McKinney detectives weren't quite so deferential to the last suspect on their list: Paul Edward Wooley.
By the time Wooley arrived in Amarillo, he felt as though he was "on a trip to nowhere." The sharp pains in his chest had him believing he was going to die. While on the road, Marvin Morris and Charles Schmucker, another close friend of Wooley's at Xtera, told him that the company had been evacuated after learning about the McKinney shootings. He now felt that people he had worked closely with for the past 18 months believed he was capable of murder. Old thoughts of suicide began to resurface, and he asked the clerk at a La Quinta if he knew a priest. Rather than phone a priest, the clerk, worried about a potential suicide, called the cops.
When the Amarillo police arrived, Wooley felt calmer. He told the officers he was going to Alaska on vacation and assured them that he had no intention of harming himself. He had phoned his mother and spoken with her pastor and told the police he just had a lot on his mind. Officers wanted him to seek professional help and directed him to a psychiatric hospital in Amarillo. They confiscated a handgun, a rifle and a hunting knife but agreed to return them after he spoke with a counselor.
Meanwhile the McKinney police were working furiously to build a case against him, interviewing his friends, family and co-workers, trying to gather as much information as they could to secure an arrest warrant.

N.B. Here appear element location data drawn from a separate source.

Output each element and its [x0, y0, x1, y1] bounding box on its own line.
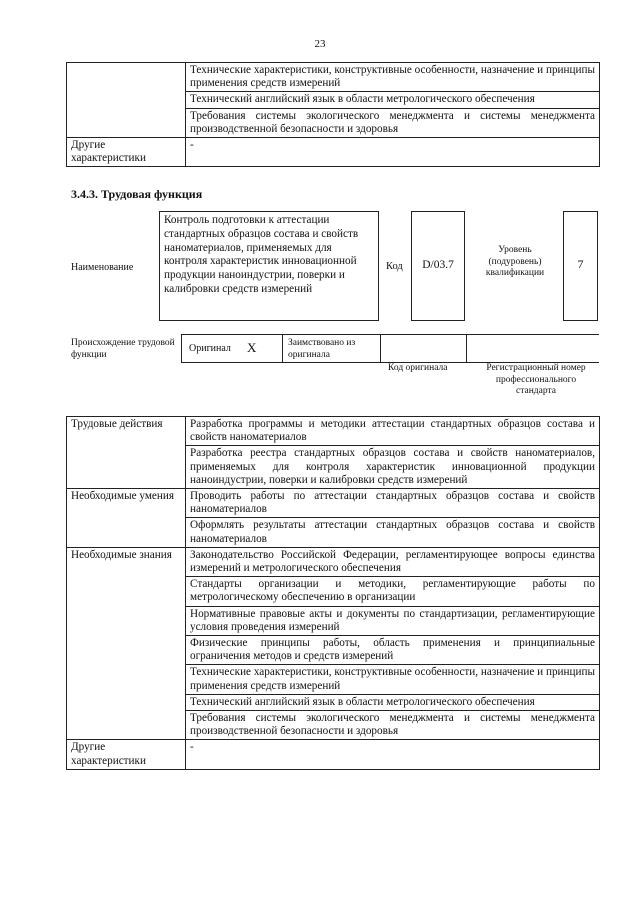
- knowledge-row: Нормативные правовые акты и документы по стандартизации, регламентирующие условия проведения измерений: [186, 606, 600, 635]
- origin-divider: [380, 335, 381, 362]
- knowledge-row: Физические принципы работы, область применения и принципиальные ограничения методов и средств измерений: [186, 636, 600, 665]
- main-other-value: -: [186, 740, 600, 769]
- actions-label: Трудовые действия: [67, 417, 186, 489]
- origin-divider: [466, 335, 467, 362]
- code-box: [411, 211, 465, 321]
- original-label: Оригинал: [189, 343, 231, 354]
- skill-row: Оформлять результаты аттестации стандартных образцов состава и свойств наноматериалов: [186, 518, 600, 547]
- main-other-label: Другие характеристики: [67, 740, 186, 769]
- reg-number-label: Регистрационный номер профессионального стандарта: [486, 363, 586, 396]
- page-number: 23: [314, 38, 326, 50]
- code-original-label: Код оригинала: [388, 363, 448, 373]
- action-row: Разработка программы и методики аттестации стандартных образцов состава и свойств наноматериалов: [186, 417, 600, 446]
- borrowed-label: Заимствовано из оригинала: [288, 338, 356, 360]
- knowledge-row: Технический английский язык в области метрологического обеспечения: [186, 694, 600, 710]
- main-function-table: [66, 416, 600, 770]
- top-table-row: Технический английский язык в области метрологического обеспечения: [186, 92, 600, 108]
- origin-divider: [282, 335, 283, 362]
- top-other-value: -: [186, 138, 600, 167]
- top-table-label-cell: [67, 63, 186, 138]
- origin-row: [181, 334, 599, 363]
- level-box: [563, 211, 598, 321]
- knowledge-row: Требования системы экологического менеджмента и системы менеджмента производственной безопасности и здоровья: [186, 711, 600, 740]
- name-label: Наименование: [71, 262, 134, 273]
- knowledge-row: Технические характеристики, конструктивные особенности, назначение и принципы применения средств измерений: [186, 665, 600, 694]
- knowledge-row: Стандарты организации и методики, регламентирующие работы по метрологическому обеспечению в организации: [186, 577, 600, 606]
- action-row: Разработка реестра стандартных образцов состава и свойств наноматериалов, применяемых для контроля характеристик инновационной продукции наноиндустрии, поверки и калибровки средств измерений: [186, 446, 600, 489]
- skills-label: Необходимые умения: [67, 489, 186, 548]
- top-knowledge-table: [66, 62, 600, 167]
- top-other-label: Другие характеристики: [67, 138, 186, 167]
- top-table-row: Требования системы экологического менеджмента и системы менеджмента производственной безопасности и здоровья: [186, 108, 600, 137]
- original-mark: X: [247, 340, 257, 355]
- skill-row: Проводить работы по аттестации стандартных образцов состава и свойств наноматериалов: [186, 489, 600, 518]
- level-value: 7: [577, 257, 584, 271]
- code-value: D/03.7: [422, 259, 454, 271]
- knowledge-row: Законодательство Российской Федерации, регламентирующее вопросы единства измерений и метрологического обеспечения: [186, 547, 600, 576]
- knowledge-label: Необходимые знания: [67, 547, 186, 740]
- function-name-box: Контроль подготовки к аттестации стандартных образцов состава и свойств наноматериалов, применяемых для контроля характеристик инновационной продукции наноиндустрии, поверки и калибровки средств измерений: [159, 211, 379, 321]
- code-label: Код: [386, 261, 403, 272]
- top-table-row: Технические характеристики, конструктивные особенности, назначение и принципы применения средств измерений: [186, 63, 600, 92]
- origin-label: Происхождение трудовой функции: [71, 338, 175, 360]
- level-label: Уровень (подуровень) квалификации: [485, 245, 545, 278]
- section-title: 3.4.3. Трудовая функция: [71, 187, 203, 201]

At 10:30 p.m. on May 17, McKinney Detective Ida Wei contacted Randy Patterson, asking him to describe his friend. "I told her he could be kind and generous but could also get aggravated, going from one extreme to another," Patterson recalls. "I also said that he had bought two guns, and I used 9-11 as a reference point for when he made the purchases."

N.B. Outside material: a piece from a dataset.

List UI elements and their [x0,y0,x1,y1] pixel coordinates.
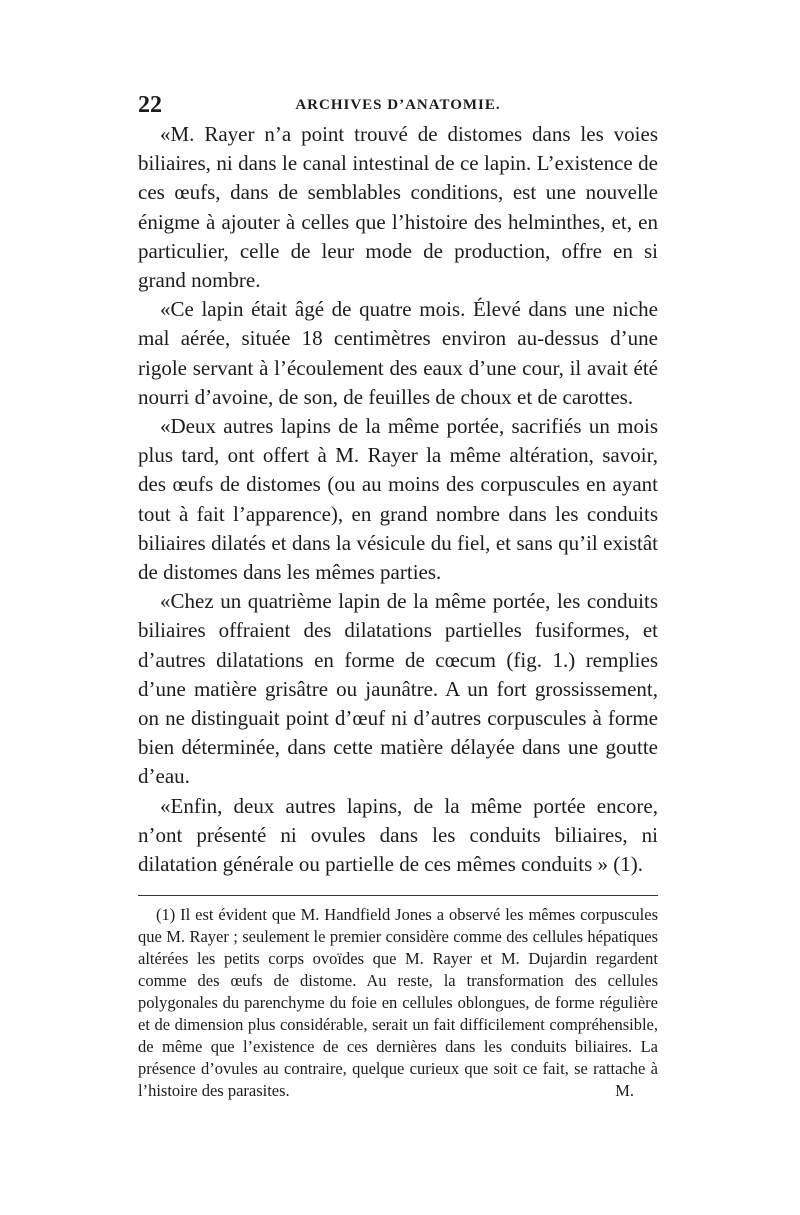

The language incorporated into the arrest affidavit, however, had Patterson describing his friend "as an extremist" who, after September 11, "began purchasing firearms." The affidavit also stated that James Simmons had informed police that Wooley "had been stockpiling food and guns," even though Simmons, when later deposed, said he had no idea whether Wooley possessed weapons; he had never even been to his home. Even if he had, a bag of dry beans and bottled water scarcely qualified as "stockpiling."
"I never said Paul was an extremist," says Patterson, who complained bitterly about the characterization both to the police and the press. "They were trying to paint him as some kind of violent gun nut who could randomly harm large numbers of people. Paul wasn't even a political person. I was just talking about personality extremes."
Around 10 a.m. on May 18, Schmucker met with McKinney detectives and wanted them to know "Paul did not do this." Wooley had phoned him on the day of the murder, just before the evening news. Wooley was just outside Oklahoma City and had apparently changed his direction: He was now heading to Alaska. Yes, Wooley was high-strung, but he was also a "teddy bear" who would never hurt anyone, Schmucker told the police. And yes, he had purchased a handgun and rifle a few weeks after 9-11, but he wasn't obsessed with guns--wasn't even a particularly good shot, judging from their few trips to the gun range. "On the early news they had a couple of theories about a man hiding in the trees and running across a field," he says. "I told the police there was no way in hell that was Paul. He was no marksman, had no scope on his rifle, and he was too out of shape [bad back and weak heart] to run across any field."